At a young age he worked in Greece on Naxos, and in Italy between Rome and Verona.
Today Jago lives in New York, working between USA, China and Italy.

In 2018 he was a guest professor at the New York Academy of Art, where he held a masterclass and a lecture. Since 2016 he has held courses in Italian, Chinese and American schools, universities and academies.

Numerous national and international awards such as the Papal Medal, conferred by Cardinal Ravasi on the occasion of the Prize of the Pontifical Academies, Vatican City in 2010, the Pio Catel Prize in 2015, the Arte Fiera Bologna Public Prize in 2017, the Art Award at Gala de Monte Carlo in 2013, and the investiture as Mastro della Pietra at MarmoMacc 2017.

At the age of 24, on presentation of the art historian Maria Teresa Benedetti, he was selected by professor Vittorio Sgarbi to participate in the 54th edition of the Venice Biennale, Italian Pavilion – Rome – Palazzo Venezia, where he exhibited the marble bust of the then Pope Benedict XVI (2009) for which in the same year he received the Papal Medal.

In 2010 Jago leaves the Academy.

In 2017 he is one of the TEDx Genoa speakers.

One of his most significant work is “Habemus Hominem” (2013) created after the resignation of Pope Ratzinger, after which Jago carves the original sculpture of 2009 again, representing the naked Pontiff.

The work was exhibited in Rome in 2018 in the Carlo Bilotti Museum in Villa Borghese, with a record number of visitors (of which 3,500 only during the presentation).

In 2018, Jago was invited to exhibit at the BIAS, International Biennial of Contemporary Sacred Art and of Human Religions in Palermo.

In 2018, following the exhibition at the international Armory Show in Manhattan, Jago moved to New York to create the work entitled “Figlio Velato” for the city of Naples, permanently exhibited in the Sanità district inside the Chapel of the Church of San Severo fuori le mura.

Jago’s artistic research has its roots in the techniques inherited from the masters of the Renaissance.

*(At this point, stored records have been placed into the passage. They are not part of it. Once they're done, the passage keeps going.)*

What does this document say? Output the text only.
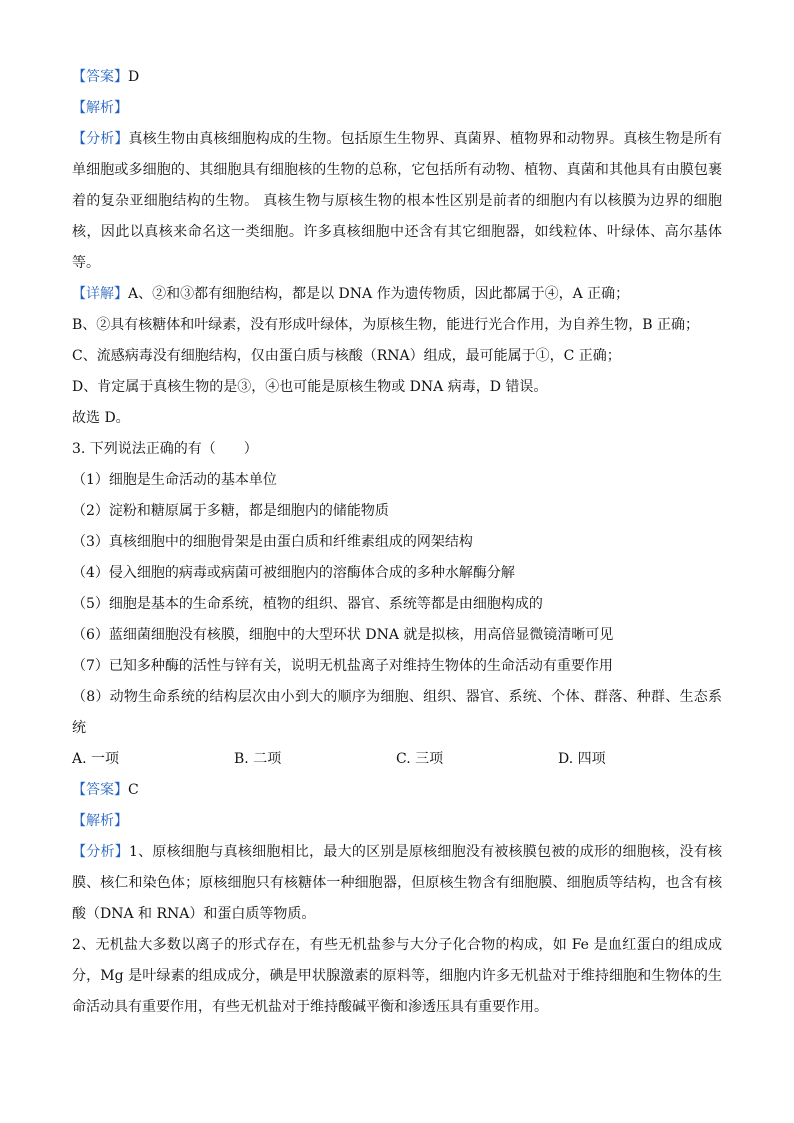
【答案】D
【解析】
【分析】真核生物由真核细胞构成的生物。包括原生生物界、真菌界、植物界和动物界。真核生物是所有单细胞或多细胞的、其细胞具有细胞核的生物的总称，它包括所有动物、植物、真菌和其他具有由膜包裹着的复杂亚细胞结构的生物。 真核生物与原核生物的根本性区别是前者的细胞内有以核膜为边界的细胞核，因此以真核来命名这一类细胞。许多真核细胞中还含有其它细胞器，如线粒体、叶绿体、高尔基体等。
【详解】A、②和③都有细胞结构，都是以 DNA 作为遗传物质，因此都属于④，A 正确；
B、②具有核糖体和叶绿素，没有形成叶绿体，为原核生物，能进行光合作用，为自养生物，B 正确；
C、流感病毒没有细胞结构，仅由蛋白质与核酸（RNA）组成，最可能属于①，C 正确；
D、肯定属于真核生物的是③，④也可能是原核生物或 DNA 病毒，D 错误。
故选 D。
3. 下列说法正确的有（　　）
（1）细胞是生命活动的基本单位
（2）淀粉和糖原属于多糖，都是细胞内的储能物质
（3）真核细胞中的细胞骨架是由蛋白质和纤维素组成的网架结构
（4）侵入细胞的病毒或病菌可被细胞内的溶酶体合成的多种水解酶分解
（5）细胞是基本的生命系统，植物的组织、器官、系统等都是由细胞构成的
（6）蓝细菌细胞没有核膜，细胞中的大型环状 DNA 就是拟核，用高倍显微镜清晰可见
（7）已知多种酶的活性与锌有关，说明无机盐离子对维持生物体的生命活动有重要作用
（8）动物生命系统的结构层次由小到大的顺序为细胞、组织、器官、系统、个体、群落、种群、生态系统
A. 一项	B. 二项	C. 三项	D. 四项
【答案】C
【解析】
【分析】1、原核细胞与真核细胞相比，最大的区别是原核细胞没有被核膜包被的成形的细胞核，没有核膜、核仁和染色体；原核细胞只有核糖体一种细胞器，但原核生物含有细胞膜、细胞质等结构，也含有核酸（DNA 和 RNA）和蛋白质等物质。
2、无机盐大多数以离子的形式存在，有些无机盐参与大分子化合物的构成，如 Fe 是血红蛋白的组成成分，Mg 是叶绿素的组成成分，碘是甲状腺激素的原料等，细胞内许多无机盐对于维持细胞和生物体的生命活动具有重要作用，有些无机盐对于维持酸碱平衡和渗透压具有重要作用。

In contrast with the romantic idea of the starving artist, Jago is determined to give back an entrepreneurial image to the category, always maintaining a lively and direct relationship with the public through the use of social networks.

In 2019, on the occasion of ESA’s Beyond mission, European Space Agencies, Jago is the first artist to send a marble sculpture to the international space station. The sculpture entitled “The First baby”, depicting a baby’s fetus, will return to earth in February 2020 under the custody of mission leader, Luca Parmitano.

Jago has also held personal exhibitions at institutions such as the Crypt of the Basilica dei SS. XII Apostoli (Rome), Umberto Mastroianni Foundation (Arpino), Palazzo Doria Pamphilj (Rome) and HighlineStages (New York).